#23 暗がりに腰掛けて

 見張りの場所に、一人で座っている。

 空にはパンくずを散らしたように星々が光っていて、月と一緒に俺を静かに照らしている。



 ギアーシュを埋めるためのスコップを借りた集落、その近くで焚火をしていたが、見張り場はそこから少し離れたところに見つけた、ちょっとした花畑。


 お尻の下の花が潰れていることは、あまり気にならない。土しかない場所で見張りをして、夕方の戦いを思い出すよりは、よっぽど良いと思えた。



「おう、交替だぞ」


 そんな幻の声が、頭の奥の奥で聞こえる。昨日と一緒なら、ギアーシュが来て、俺に声をかけるはず。昨日と一緒なら。


 涙も出し尽くしただろうか。自分への怒りも後悔も、吐き出し尽くしただろうか。

 ただただ、体を丸めて口を膝に当て、懐かしくて優しい思い出に浸っていた。



 犬の遠吠えが聞こえる。集落までエサを探しに来た野犬だろうか。良い物が見つかるといいな、とくだらないお祈り。




 疲れてしまった。本当に疲れてしまって、なんだかもう立ち上がれない。


 暑さにやられたかのように、心がバテてしまって、ハウスならどうしただろうか、ウィスキーでも飲んで、歌いながら庭を走って、そのまま川まで行って飛び込んだろうか。


 それは楽しい、想像するだけで楽しい。メンバーは1人足りないけど。

 ほら見ろ、何を思ったって最後はそれに結び付ける。今のお前は考えるのに向いてないんだよ。
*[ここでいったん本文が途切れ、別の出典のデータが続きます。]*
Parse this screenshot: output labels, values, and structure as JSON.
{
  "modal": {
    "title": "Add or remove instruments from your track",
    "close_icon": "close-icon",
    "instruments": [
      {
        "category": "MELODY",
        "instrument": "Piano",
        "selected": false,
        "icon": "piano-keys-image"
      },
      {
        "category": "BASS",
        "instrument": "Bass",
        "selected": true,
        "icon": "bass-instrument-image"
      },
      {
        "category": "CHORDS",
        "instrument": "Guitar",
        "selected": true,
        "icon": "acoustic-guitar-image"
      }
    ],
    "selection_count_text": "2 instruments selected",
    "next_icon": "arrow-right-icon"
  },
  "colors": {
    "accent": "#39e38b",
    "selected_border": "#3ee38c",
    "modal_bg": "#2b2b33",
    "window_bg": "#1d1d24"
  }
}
 目的地からも逸れた。ハウスからも遠い。行く気にも戻る気にもならなくて、もうこのまま、溶けて土になってしまえたらいいのに。


 そうやって、花を咲かせよう。ここなら誰か見つけてくれるかな。あの化け物に踏まれるのは嫌だな。花を咲かせて、種子を飛ばして、誰かに摘んでもらって、俺が育てたんだと、笑顔のみんなに伝えて、ああ、幸せだ、それが幸せだ。



***



 なんで冒険しようと思ったんだろう。こんなに大変で、良い思いなんか一つもしてなくて、失うものばかりで、なんで旅に出ようなんて思ったんだ。


 グルネスのみんなを助けて、この国の発展に貢献したいのかな。アラトリーがいなくなれば、国土も広げられるだろう、攻撃・防御・回復以外の魔法の研究だって進むだろう。それが出来る力を持っているなら、力になりたい。


 何だろう、本当にこれなのかな。少し違う気もするな。よく分からない。もっと奥底に潜ってみないと分からない。




 でも、旅に出なければ、また冒険をしようと思わなければ、こんなことにはならなかったのではないか。どうやっても、またそこに戻って来てしまう。


 お前が行くなんて言ったから、ギアーシュはこうなったんだろう? 他の2人ともこんなことになってるんだろう? 違う、全員が望んだことだ、俺は悪くない。


 逃げるなよ。逃げてない、本当のことだ。お前が参加しなかったら3人になって、「さすがに3人じゃ行けないね」ってなって、冒険の話も無くなったんじゃないか?


 そんなこと考えて何になるんだよ。何にもならないよ、知ってるよそんなこと。害ばっかりだよ。無益じゃないから考えないなんて都合の良いことできないんだよ。



***



 交替の時間だ。誰も来ない。寝てるんだろうか。俺も起こしに行かない。替わったってどうせ眠れない。



 この冒険を頼んだトーヴァが悪いんじゃないか。お前の元上官の命令で日々何人も亡くなってるんだぞ。それは違う、冒険者は自ら志望してパーティーになってるんだ。


 でも今回は違う。トーヴァから頼まれて行ったんだろう? だから、それも自分で決めたんだよ。トーヴァが悪いんじゃない、そんなこと言ったら、一番悪いのはあの異形だよ。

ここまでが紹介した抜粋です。